Why We Should Stop Soaking the Wealthy

Tap a typical democratic member of the House of Representatives on the knee with a rubber hammer and he or she will say: "Tax the rich!" If such a person, lounging in a lawn chair, is startled from a summer torpor by a cymbal crash, he or she will leap up exclaiming: "Tax the rich!" Forgive such people; they cannot help themselves. It is a reflex.

But people with only one idea really have no idea; they have only a mental default position. So, last week the House decided to solve the problem of finding $1 trillion for health care by increasing taxes on the income of the 1.4 percent of taxpayers who already pay 45.2 percent of the income taxes—the rich, understood, for now, as those with annual household incomes of at least $350,000. These people do a disproportionate share of society's investing and charitable giving, so there will be less of both if the House has its way.

Less of both would be an improvement, according to statists who think both should be done primarily by government rather than individuals, the better to engineer improved equality, understood as a more equal dependence of almost everyone on government for almost everything.

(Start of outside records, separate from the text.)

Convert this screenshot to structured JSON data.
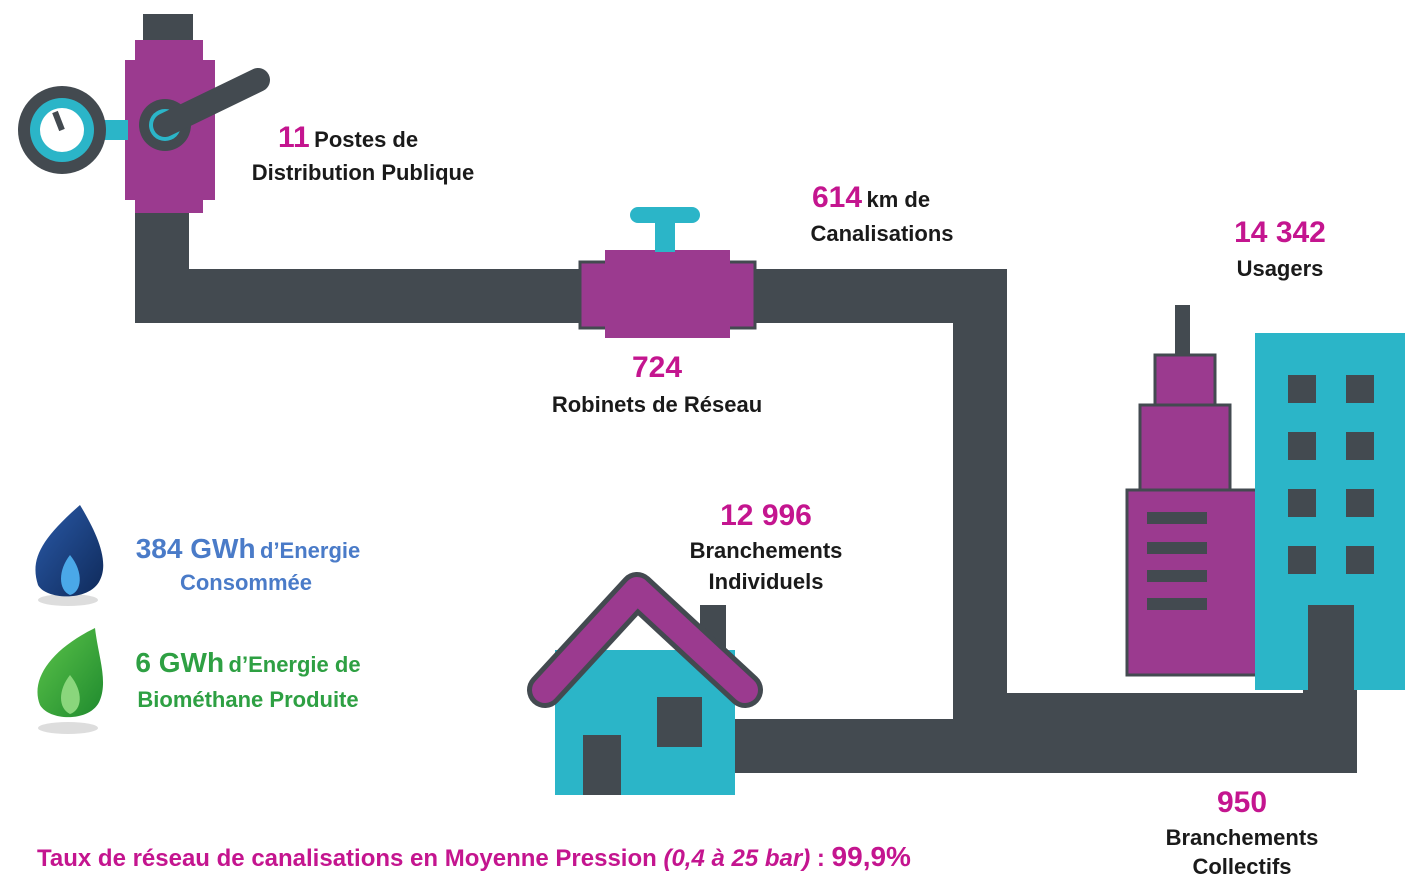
{
  "stats": [
    {
      "value": "11",
      "inline": "Postes de",
      "lines": [
        "Distribution Publique"
      ]
    },
    {
      "value": "614",
      "inline": "km de",
      "lines": [
        "Canalisations"
      ]
    },
    {
      "value": "724",
      "lines": [
        "Robinets de Réseau"
      ]
    },
    {
      "value": "14 342",
      "lines": [
        "Usagers"
      ]
    },
    {
      "value": "12 996",
      "lines": [
        "Branchements",
        "Individuels"
      ]
    },
    {
      "value": "950",
      "lines": [
        "Branchements",
        "Collectifs"
      ]
    }
  ],
  "energy": [
    {
      "value": "384 GWh",
      "inline": "d’Energie",
      "lines": [
        "Consommée"
      ]
    },
    {
      "value": "6 GWh",
      "inline": "d’Energie de",
      "lines": [
        "Biométhane Produite"
      ]
    }
  ],
  "footer": {
    "label": "Taux de réseau de canalisations en Moyenne Pression",
    "note": "(0,4 à 25 bar)",
    "separator": ":",
    "value": "99,9%"
  }
}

But there are unmentionable trade-offs. Richard Posner, senior lecturer at the University of Chicago Law School and judge on the U.S. Court of Appeals for the Second Circuit, says what no elected official dares to say: "As society becomes more competitive and more meritocratic, income inequality is likely to rise simply as a consequence of the underlying -inequality—which is very great—between people that is due to differences in IQ, energy, health, social skills, character, ambition, physical attractiveness, talent, and luck." Hence policies, such as steeply progressive taxation, that are intended to increase equality are likely to decrease society's wealth. They reduce the role of merit in the allocation of social rewards—merit as markets measure it, in terms of value added to the economy.

It is, of course, possible to argue that the gain in equality of condition is worth the net loss in affluence. It is, however, telling that no public official actually makes that argument.

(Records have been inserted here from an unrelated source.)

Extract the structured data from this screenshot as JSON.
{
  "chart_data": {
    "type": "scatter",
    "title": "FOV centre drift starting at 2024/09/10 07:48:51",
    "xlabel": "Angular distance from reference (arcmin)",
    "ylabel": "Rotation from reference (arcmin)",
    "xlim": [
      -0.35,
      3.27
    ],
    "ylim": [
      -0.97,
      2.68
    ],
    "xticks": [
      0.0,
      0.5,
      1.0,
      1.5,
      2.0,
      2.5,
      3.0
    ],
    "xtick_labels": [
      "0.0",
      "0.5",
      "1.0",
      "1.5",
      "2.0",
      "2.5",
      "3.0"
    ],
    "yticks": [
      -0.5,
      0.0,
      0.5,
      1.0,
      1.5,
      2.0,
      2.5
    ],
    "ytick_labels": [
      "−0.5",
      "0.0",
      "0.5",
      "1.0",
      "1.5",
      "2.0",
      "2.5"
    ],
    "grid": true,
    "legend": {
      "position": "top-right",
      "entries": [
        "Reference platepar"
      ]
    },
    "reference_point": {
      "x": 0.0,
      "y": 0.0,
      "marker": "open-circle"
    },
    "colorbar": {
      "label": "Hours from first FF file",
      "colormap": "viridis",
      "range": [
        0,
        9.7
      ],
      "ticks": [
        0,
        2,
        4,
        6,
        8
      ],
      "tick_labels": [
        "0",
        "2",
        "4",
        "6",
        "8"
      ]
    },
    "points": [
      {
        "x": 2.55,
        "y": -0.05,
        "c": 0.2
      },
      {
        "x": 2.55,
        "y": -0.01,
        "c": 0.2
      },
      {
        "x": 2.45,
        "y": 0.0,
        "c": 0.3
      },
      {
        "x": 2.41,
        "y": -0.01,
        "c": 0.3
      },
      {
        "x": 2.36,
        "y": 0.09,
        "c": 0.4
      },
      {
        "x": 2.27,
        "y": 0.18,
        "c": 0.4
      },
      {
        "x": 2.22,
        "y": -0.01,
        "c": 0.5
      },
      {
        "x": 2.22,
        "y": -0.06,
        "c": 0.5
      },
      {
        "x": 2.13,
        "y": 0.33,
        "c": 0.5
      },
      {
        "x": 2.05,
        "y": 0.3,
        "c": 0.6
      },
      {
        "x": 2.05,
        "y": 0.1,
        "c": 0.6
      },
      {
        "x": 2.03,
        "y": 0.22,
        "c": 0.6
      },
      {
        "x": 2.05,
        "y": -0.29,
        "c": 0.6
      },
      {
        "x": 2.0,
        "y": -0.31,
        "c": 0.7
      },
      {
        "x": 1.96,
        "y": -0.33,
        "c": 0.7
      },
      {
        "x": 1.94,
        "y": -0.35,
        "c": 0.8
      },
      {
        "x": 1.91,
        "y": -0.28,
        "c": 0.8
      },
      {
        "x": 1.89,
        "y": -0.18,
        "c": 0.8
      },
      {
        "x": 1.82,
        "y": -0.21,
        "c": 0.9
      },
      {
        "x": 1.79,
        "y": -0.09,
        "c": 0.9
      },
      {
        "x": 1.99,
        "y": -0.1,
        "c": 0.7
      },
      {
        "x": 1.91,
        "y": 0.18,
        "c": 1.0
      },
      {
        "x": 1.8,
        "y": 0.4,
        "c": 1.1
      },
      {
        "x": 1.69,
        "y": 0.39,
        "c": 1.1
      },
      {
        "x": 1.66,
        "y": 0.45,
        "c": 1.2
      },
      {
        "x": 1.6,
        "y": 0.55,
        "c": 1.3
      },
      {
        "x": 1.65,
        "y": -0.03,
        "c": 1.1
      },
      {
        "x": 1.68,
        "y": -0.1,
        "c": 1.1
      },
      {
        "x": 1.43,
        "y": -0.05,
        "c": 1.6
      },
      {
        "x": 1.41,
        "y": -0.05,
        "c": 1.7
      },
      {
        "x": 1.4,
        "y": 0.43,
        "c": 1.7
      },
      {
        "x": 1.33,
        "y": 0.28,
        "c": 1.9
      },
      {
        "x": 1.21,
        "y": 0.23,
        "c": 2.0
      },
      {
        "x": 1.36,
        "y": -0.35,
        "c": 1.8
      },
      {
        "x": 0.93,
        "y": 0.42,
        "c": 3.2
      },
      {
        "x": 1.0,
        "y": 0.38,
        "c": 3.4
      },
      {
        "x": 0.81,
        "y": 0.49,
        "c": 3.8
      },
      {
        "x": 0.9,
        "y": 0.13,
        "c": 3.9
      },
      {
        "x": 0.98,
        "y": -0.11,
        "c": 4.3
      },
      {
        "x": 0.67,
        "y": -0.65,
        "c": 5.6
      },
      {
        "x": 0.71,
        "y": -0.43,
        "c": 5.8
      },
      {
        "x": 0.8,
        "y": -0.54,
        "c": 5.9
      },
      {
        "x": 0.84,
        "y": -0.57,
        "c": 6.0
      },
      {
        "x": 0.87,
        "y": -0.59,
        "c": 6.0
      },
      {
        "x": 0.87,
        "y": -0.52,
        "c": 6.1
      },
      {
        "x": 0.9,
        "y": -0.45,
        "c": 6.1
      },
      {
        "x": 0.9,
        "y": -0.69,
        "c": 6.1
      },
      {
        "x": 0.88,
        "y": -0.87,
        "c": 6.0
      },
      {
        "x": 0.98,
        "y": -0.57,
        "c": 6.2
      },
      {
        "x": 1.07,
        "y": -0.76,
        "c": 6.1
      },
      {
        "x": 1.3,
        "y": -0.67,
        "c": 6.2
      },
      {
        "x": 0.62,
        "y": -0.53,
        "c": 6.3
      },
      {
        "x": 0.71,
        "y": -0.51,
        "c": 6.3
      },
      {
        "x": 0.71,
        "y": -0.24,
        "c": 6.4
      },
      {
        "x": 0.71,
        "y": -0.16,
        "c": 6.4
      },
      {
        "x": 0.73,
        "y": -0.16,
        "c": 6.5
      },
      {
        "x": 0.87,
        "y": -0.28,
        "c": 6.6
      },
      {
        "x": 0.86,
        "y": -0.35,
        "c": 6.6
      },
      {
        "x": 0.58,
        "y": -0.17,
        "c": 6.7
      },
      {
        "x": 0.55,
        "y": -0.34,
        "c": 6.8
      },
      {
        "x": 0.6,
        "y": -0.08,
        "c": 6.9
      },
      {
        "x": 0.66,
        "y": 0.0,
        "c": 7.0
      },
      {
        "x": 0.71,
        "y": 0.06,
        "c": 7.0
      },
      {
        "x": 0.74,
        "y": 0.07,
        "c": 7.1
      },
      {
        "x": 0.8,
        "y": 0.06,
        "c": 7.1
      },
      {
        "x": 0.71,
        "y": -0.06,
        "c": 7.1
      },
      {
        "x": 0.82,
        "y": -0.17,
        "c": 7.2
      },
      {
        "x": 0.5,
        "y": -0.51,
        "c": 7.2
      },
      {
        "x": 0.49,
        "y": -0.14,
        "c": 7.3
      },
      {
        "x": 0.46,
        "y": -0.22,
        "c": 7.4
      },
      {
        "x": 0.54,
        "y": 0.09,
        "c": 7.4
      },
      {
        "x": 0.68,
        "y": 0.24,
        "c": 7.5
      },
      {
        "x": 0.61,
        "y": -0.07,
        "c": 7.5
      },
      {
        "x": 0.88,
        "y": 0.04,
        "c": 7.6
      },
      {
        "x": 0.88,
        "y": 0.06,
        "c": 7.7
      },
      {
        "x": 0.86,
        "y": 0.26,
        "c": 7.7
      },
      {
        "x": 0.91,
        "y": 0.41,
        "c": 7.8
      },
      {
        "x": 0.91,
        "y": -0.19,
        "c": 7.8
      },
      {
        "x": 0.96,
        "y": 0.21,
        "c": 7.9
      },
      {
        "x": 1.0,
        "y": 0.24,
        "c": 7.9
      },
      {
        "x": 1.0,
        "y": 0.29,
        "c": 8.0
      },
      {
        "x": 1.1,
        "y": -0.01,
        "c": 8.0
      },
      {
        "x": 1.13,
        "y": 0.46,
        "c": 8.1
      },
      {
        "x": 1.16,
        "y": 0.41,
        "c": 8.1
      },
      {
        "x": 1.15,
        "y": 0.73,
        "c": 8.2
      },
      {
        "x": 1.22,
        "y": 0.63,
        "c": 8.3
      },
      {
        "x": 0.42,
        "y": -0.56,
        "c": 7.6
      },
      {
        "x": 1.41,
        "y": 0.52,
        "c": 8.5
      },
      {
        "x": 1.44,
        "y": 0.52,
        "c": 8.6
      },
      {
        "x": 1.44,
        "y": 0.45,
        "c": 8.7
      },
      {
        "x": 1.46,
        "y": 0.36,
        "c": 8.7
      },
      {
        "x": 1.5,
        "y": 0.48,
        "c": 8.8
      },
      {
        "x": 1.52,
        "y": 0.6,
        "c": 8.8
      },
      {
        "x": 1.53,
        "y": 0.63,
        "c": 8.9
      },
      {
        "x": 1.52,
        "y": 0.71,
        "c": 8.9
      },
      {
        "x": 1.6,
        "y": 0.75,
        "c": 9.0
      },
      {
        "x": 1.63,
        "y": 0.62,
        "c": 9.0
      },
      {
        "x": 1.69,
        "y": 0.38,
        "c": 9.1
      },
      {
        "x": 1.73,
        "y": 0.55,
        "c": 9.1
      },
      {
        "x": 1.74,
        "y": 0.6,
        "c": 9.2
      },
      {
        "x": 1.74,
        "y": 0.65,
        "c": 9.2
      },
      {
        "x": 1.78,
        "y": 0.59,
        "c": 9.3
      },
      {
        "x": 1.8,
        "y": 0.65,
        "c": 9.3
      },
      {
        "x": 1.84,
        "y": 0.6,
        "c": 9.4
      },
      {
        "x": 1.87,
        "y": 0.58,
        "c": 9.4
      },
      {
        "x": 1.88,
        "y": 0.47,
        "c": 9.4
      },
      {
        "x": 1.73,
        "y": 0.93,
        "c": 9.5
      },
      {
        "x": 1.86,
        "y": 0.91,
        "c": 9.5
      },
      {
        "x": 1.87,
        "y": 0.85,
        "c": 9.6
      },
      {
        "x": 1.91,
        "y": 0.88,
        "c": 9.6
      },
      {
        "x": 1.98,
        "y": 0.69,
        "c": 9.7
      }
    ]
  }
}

Today, in the midst of what history may remember as the Great Recession, it is especially risky to siphon away still more of the resources of the investor class. It is prudent to expect that business investment will have to play a larger role in fueling economic growth than it has played in the last quarter century. This is because private consumption may not soon be what it was between 1983 and 2008.

Speculating in The Wilson Quarterly about a "new normal," Martin Walker, a senior scholar at the Woodrow Wilson International Center for Scholars in Washington, notes that for more than three decades after World War II, private consumption as a percentage of GDP varied within a narrow band, between 61 and 63 percent. In 1983, however, consumption began to rise, and reached 70 percent in 2007, fueled in part by $500 billion annually in home-equity loans.

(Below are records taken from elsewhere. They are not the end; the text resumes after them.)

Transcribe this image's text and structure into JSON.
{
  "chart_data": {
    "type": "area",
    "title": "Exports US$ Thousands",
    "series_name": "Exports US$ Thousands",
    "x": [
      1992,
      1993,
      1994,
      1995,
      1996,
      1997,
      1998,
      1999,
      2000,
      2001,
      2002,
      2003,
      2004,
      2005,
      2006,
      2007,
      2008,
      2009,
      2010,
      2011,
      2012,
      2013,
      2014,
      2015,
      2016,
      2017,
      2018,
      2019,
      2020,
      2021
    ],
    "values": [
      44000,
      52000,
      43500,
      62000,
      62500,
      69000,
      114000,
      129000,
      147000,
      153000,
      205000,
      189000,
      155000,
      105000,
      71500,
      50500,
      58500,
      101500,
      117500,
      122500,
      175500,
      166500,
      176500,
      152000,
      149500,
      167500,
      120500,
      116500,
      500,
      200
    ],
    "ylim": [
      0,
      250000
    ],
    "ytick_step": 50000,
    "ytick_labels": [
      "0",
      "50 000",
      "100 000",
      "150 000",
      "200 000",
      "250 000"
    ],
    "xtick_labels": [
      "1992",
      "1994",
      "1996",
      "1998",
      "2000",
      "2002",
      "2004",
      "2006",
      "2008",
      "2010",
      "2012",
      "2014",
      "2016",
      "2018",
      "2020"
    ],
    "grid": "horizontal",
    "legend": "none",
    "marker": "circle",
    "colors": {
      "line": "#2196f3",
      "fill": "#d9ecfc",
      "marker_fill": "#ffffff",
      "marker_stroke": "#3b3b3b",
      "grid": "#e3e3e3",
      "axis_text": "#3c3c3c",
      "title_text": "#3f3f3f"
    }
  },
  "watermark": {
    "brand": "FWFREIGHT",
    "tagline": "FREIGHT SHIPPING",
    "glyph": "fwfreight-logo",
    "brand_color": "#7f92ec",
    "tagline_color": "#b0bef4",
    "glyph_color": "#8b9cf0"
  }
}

Suppose the old, pre-1983 normal returns as the new normal. In 2007, personal consumption, at 70 percent of the $13.8 trillion GDP, was $9.7 trillion. Martin calculates that if it had been even at the upper end of the 1946–1983 norm, at 63 percent, 2007 consumption would have been $1 trillion less.

In 2007, Americans' savings rate was approximately zero. Today it is 7 percent of disposable income. Which is fine: -Daniel Akst, a contributing editor of The Wilson Quarterly, notes that the noun "thrift" is etymologically related to the verb "thrive." That should, however, be a sobering thought to a nation in which last year more than half of all college students had at least four credit cards. The credit card is one of what Akst calls the four horsemen of the financial apocalypse.

The other three are the automobile, the television, and the shopping cart: Cars made possible population dispersal and large lots for large houses with lots of room for stuff. Television, the powerful marketer in the living room, made it unnecessary to imagine new stuff; it showed what might be bought with credit cards, which separated the pleasure of purchasing from the pain of paying. And, says Akst, the shopping cart, although unknown in traditional department stores (carts in Marshall Field? Heaven forfend), is suited to all-you-can-carry, buffet-style shopping at Wal-Mart and Target. Carts are necessities for hauling superfluities to the large car for the drive to the large house.

If the age of conspicuous consumption is behind us and conspicuous -nonconsumption—frugality chic? "Notice how I am trying not to be noticed"?—is upon us, heaven help us. Heaven had better, because the investor class, squeezed again and again, might be too anemic to provide the economic propulsion that used to come from consumers.